Его арестовали за то, что он упорно добивался разрешения пробить окно в стене своей вечно темной кельи. Криминал заключался не в том, что он покушался на неприкосновенность замечательного памятника русской архитектуры. Если бы так! Дело в том, что к монастырской башне, в которой обитал Валаев, примыкает та часть нового кладбища, где с какого-то времени стали хоронить высокопоставленную номенклатуру. Бедняге Ростиславу Валаеву инкриминировали ни больше ни меньше, как попытку покушения на жизнь Сталина. Ведь окно кельи Балаева, будь оно по его настоянию пробито, выходило бы прямехонько на могилу Надежды Аллилуевой. Что ж, по логике вещей сиятельный вдовец в минуту неутешной скорби и впрямь мог появляться здесь, прямо под окном злодея. И конечно, ОСО приговорило Балаева к расстрелу.

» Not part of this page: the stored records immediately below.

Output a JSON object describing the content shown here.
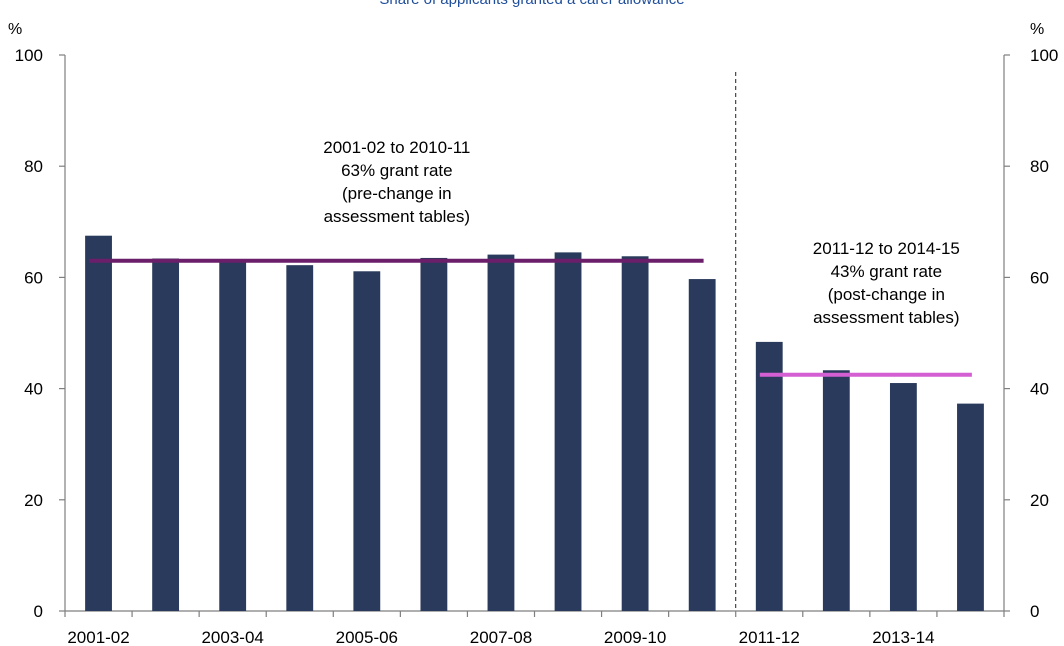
{
  "chart_data": {
    "type": "bar",
    "title": "Share of applicants granted a carer allowance",
    "y_unit_left": "%",
    "y_unit_right": "%",
    "ylim": [
      0,
      100
    ],
    "y_ticks": [
      0,
      20,
      40,
      60,
      80,
      100
    ],
    "categories": [
      "2001-02",
      "2002-03",
      "2003-04",
      "2004-05",
      "2005-06",
      "2006-07",
      "2007-08",
      "2008-09",
      "2009-10",
      "2010-11",
      "2011-12",
      "2012-13",
      "2013-14",
      "2014-15"
    ],
    "x_tick_labels": [
      "2001-02",
      "2003-04",
      "2005-06",
      "2007-08",
      "2009-10",
      "2011-12",
      "2013-14"
    ],
    "series": [
      {
        "values": [
          67.5,
          63.4,
          63.3,
          62.2,
          61.1,
          63.5,
          64.1,
          64.5,
          63.8,
          59.7,
          48.4,
          43.3,
          41.0,
          37.3
        ]
      }
    ],
    "bar_color": "#2a3a5c",
    "divider_after_category": "2010-11",
    "averages": [
      {
        "from": "2001-02",
        "to": "2010-11",
        "value": 63,
        "color": "#6b1f6b"
      },
      {
        "from": "2011-12",
        "to": "2014-15",
        "value": 42.5,
        "color": "#d35fd3"
      }
    ],
    "annotations": [
      {
        "lines": [
          "2001-02 to 2010-11",
          "63% grant rate",
          "(pre-change in",
          "assessment tables)"
        ]
      },
      {
        "lines": [
          "2011-12 to 2014-15",
          "43% grant rate",
          "(post-change in",
          "assessment tables)"
        ]
      }
    ],
    "grid": false
  }
}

- Но мне дико повезло, - со стыдливой улыбкой закончил свой горестный рассказ Валаев. - В результате мне дали только двадцать пять. Я сумел тогда же доказать, что хотел пробить это проклятое окно еще до смерти Аллилуевой, когда там вообще еще не хоронили. Поэтому мне заменили «вышку» на «четвертак»...
Сколь ни удивительно звучит в этом контексте слово «только» - ведь речь идет о двадцати пяти годах каторги! - Валаеву действительно повезло. А упомянутому выше талантливому поэту Ивану Приблудному, если пользоваться подобной фразеологией, тому «не повезло». Ивана Приблудного в тридцать седьмом расстреляли. За что - неизвестно.
За то, что он искал свой свет в окошке?
В начале шестидесятых годов у меня завязалась деловая переписка с живущей в Братиславе словацкой переводчицей Соней Ч. Началось с того, что она обратилась ко мне как к возможному автору предисловия к издаваемой у них, причем ее стараниями, книге моего товарища Бори Ямпольского. Предисловие я написал, книга в Братиславе благополучно вышла, а мы с Соней и потом изредка обменивались вежливыми посланиями, продолжая наше заочное знакомство уже не на деловой, а на чисто товарищеской основе.
Чувство дружеского расположения к Соне еще более укрепилось во мне, когда она приехала в Москву и побывала у нас дома. Если не ошибаюсь, наше очное знакомство относится уже к брежневской эре. Мне сразу стало ясно, что Соня «все понимает» и что с ней вполне можно разговаривать на политические темы. В Чехословакии уже назревала «пражская весна», а потому Соня, хотя и трезво смотрела в будущее, но все же питала на этот счет некоторые иллюзии и была настроена куда более оптимистично, нежели я. Так или иначе, мы с ней сразу нашли общий язык и, не слишком осторожничая, не примеряясь друг к другу, повели себя так, будто были знакомы с незапамятных времен и нас связывает давняя общность взглядов.
Что касается некоторой доли иллюзий в отношении дальнейшего хода событий в лагере социализма, то мог ли я корить за это Соню, если даже среди моих здешних друзей еще не окончательно выветрилось пионерско-комсомольское политическое прекраснодушие. Правда, по мере того как режим Дубчека сдвигался влево, в кругах советской интеллигенции возрастали беспокойство и тревожное ожидание развязки небывалой чехословацкой ситуации. Самой насущной темой на всех уровнях обыденного сознания стал вопрос: вмешаемся ли мы, то есть Советский Союз, в чешские дела или все же остережемся?
Помню, как однажды, выходя из Гослитиздата, я поравнялся в дверях с тоже уходившим Евтушенко, и тот любезно предложил подвезти меня на своей машине. И - что характерно - едва мы сели в его «Москвич», как он заговорил именно об этом: введем мы войска или нет.
- Конечно, введем, - помнится, сказал я. - Ведь это тот случай, когда наши правители даже во вред своей репутации противников Сталина вынуждены будут сбросить маску миролюбия и обнажить свое истинное лицо. Потому что для них демократические преобразования смертельно опасны. Если они сейчас не вмешаются в народное движение в Праге, завтра нечто подобное сметет их здесь. Они просто не могут поступить иначе. Как бы ни хотелось им остаться в стороне и увильнуть от саморазоблачения, у них нет выбора...
Я говорил столь уверенно не потому, что был такой умный, а просто потому, что незадолго до того прочел самую разоблачительную в досолженицын-ском мире, самую опасную для большевиков книгу -«Новый класс» Джиласа. Это сейчас ее положения кажутся самоочевидными, а тогда она открывала людям глаза на историческую суть коммунистического движения в мире и воспринималась как откровение.